Experimental evidence and visualization of curvature induced effects sets a particular challenge for magnetic microscopies such as XPEEM (X-ray photoemission electron microscopy). The relevant length scales are close to resolution limits in the nanometer regime and two- or three-dimensional curved magnetic surfaces add further complexity to magnetic imaging.
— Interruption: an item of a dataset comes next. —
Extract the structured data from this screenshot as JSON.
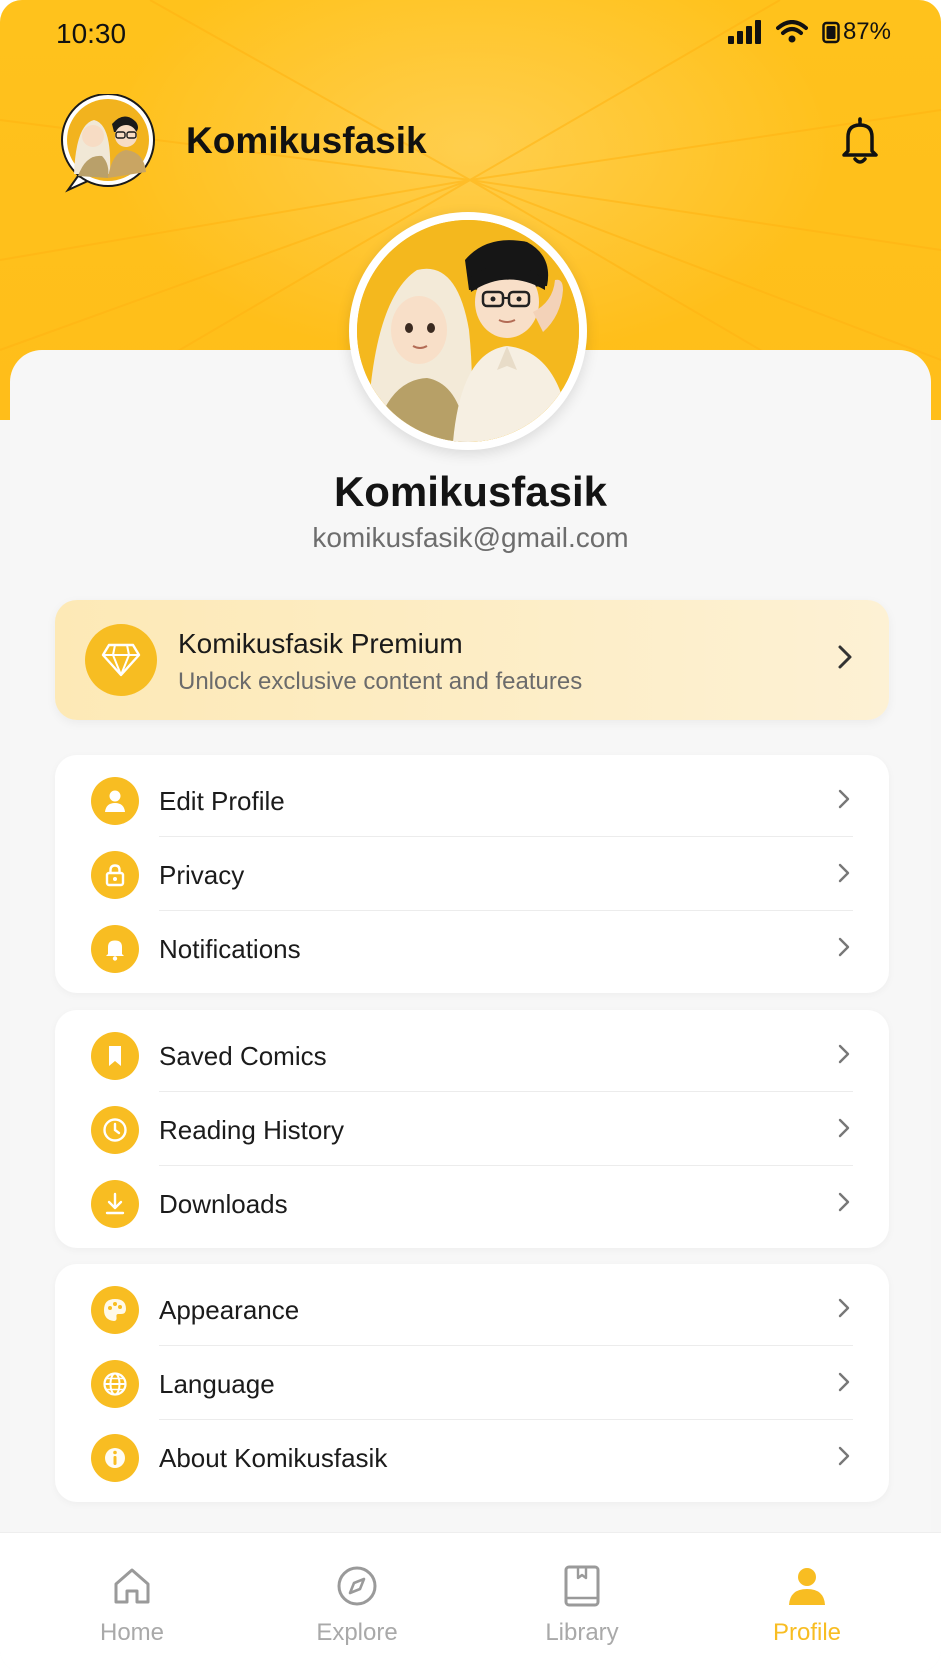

This paper will review recent activities using XPEEM to study magnetism in curved geometries. By a combination of element-specific magnetic contrast and high lateral resolution XPEEM offers a unique toolbox for magnetic nanoscale science. Attempts have been made to expand the technique towards the third dimension or magnetic tomography exploiting the magnetic shadow contrast, trying to close a gap in the length scale of magnetic tomographies. An outlook to the near future will show how XPEEM might profit from a new generation of imaging electron detectors with superior dynamic range, highest quantum efficiencies and intrinsic time-resolution. Enabling the technique for studies of magnetization dynamics in curved geometries.